Ma diamo tempo al tempo, prima c’è da cavalcare la speranza di poterne venire fuori. “Moving” ha l’impeto di un pugno in faccia, strillato dall’ugola e sfregiato dalla chitarra; “The Drowners” si serve di un modello hard-rock alla T.Rex per invocare una mano d’aiuto e non finire risucchiato nelle sabbie mobili; “Metal Mickey” ha il fascino del glitter sugli occhi, del sorriso che ammicca, della ragazza che ti frega sul più bello eppure mica puoi resisterle, perché alla fine sei tu che ti guardi allo specchio, un amante animalesco, insistente, anche ottuso, ma vivo.

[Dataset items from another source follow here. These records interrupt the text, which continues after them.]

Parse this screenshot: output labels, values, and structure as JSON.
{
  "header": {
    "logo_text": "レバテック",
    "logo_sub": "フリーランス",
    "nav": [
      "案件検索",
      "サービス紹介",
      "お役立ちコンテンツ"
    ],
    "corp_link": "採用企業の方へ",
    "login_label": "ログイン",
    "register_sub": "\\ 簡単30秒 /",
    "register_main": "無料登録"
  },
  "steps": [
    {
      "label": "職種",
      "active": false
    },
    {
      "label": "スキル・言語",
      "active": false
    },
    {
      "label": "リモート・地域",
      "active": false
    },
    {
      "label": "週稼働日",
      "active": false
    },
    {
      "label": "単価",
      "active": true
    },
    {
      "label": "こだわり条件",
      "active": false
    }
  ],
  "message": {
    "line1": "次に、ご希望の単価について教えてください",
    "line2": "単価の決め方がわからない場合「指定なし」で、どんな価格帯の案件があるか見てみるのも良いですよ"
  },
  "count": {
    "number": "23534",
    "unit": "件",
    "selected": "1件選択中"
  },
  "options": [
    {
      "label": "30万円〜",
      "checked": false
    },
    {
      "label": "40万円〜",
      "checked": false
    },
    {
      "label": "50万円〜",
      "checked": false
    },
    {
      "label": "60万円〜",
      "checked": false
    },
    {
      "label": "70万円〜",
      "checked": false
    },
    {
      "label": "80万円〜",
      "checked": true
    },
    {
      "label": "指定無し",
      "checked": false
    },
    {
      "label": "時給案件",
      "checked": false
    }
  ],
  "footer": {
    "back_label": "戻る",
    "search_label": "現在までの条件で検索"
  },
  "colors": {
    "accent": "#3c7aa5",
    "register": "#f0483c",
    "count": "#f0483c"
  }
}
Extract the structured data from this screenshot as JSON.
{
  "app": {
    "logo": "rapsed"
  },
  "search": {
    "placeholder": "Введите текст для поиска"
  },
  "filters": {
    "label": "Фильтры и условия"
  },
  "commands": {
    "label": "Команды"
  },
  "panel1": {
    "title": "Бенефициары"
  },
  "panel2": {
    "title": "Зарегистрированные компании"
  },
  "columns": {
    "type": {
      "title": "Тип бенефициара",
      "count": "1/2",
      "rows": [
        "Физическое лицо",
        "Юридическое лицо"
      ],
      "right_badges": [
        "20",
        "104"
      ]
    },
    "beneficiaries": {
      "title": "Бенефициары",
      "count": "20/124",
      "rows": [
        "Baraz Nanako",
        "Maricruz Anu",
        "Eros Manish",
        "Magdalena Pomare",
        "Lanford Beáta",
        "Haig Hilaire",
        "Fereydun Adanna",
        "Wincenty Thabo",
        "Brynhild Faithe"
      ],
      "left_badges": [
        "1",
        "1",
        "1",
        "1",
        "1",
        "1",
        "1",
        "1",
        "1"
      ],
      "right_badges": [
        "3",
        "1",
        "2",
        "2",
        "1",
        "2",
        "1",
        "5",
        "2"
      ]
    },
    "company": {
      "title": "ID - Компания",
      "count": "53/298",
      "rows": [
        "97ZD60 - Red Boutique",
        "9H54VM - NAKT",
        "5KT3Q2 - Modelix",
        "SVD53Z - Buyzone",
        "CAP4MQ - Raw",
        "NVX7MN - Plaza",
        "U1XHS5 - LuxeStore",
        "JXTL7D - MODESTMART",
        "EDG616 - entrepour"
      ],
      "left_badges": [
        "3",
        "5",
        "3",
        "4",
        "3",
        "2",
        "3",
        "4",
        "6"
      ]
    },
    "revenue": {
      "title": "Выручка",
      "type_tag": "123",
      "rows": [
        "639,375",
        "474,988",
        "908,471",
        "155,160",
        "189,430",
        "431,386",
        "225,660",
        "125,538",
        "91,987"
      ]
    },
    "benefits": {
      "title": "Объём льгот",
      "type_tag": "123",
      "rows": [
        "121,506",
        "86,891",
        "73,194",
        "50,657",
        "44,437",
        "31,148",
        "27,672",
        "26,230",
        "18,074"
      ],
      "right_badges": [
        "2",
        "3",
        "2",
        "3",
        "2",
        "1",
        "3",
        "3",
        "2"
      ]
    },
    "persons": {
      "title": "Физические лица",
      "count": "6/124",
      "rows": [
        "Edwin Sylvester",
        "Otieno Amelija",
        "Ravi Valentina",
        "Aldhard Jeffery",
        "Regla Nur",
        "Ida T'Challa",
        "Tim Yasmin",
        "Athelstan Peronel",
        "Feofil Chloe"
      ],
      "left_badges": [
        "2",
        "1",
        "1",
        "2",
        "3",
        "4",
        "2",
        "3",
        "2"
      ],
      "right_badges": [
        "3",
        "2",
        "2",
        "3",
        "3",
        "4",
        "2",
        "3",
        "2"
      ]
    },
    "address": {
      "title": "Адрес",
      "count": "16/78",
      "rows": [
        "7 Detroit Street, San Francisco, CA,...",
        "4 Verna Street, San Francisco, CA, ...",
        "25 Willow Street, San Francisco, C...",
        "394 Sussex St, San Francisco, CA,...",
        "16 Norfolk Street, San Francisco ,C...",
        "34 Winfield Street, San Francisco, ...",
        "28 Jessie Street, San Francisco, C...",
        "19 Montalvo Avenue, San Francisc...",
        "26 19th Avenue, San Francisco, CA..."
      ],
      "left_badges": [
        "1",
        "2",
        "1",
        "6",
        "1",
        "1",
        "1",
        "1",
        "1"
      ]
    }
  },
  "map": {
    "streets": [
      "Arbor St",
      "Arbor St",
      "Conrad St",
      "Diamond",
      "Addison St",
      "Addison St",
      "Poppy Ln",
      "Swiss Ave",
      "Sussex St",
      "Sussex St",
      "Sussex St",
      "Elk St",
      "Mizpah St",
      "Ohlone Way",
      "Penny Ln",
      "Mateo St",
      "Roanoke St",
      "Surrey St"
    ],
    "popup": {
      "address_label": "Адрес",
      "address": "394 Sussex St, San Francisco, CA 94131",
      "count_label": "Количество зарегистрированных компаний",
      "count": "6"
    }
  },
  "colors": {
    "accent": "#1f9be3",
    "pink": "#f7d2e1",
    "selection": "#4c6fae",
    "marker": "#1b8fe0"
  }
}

Poi arriva il breakdown, il collasso, e il risveglio non è come Brett e Bernard avevano immaginato. Una coppia che si separa proprio sul più bello, nonostante sul biglietto d’auguri di San Valentino ci fosse scritto “Stay Together”. La chiamano illusione, invece era transizione, verso sponde più potabili, decifrabili, artisticamente più accessibili.
Dodici mesi dopo la “rivelazione”, le mura delle città sono tappezzate di enormi manifesti che ritraggono due brutti ceffi, i fratelli Gallagher. Lì fuori Damon Albarn racconta le sue danze a Ibiza, crescono come funghi decine e decine di gruppi. I gruppi del britpop.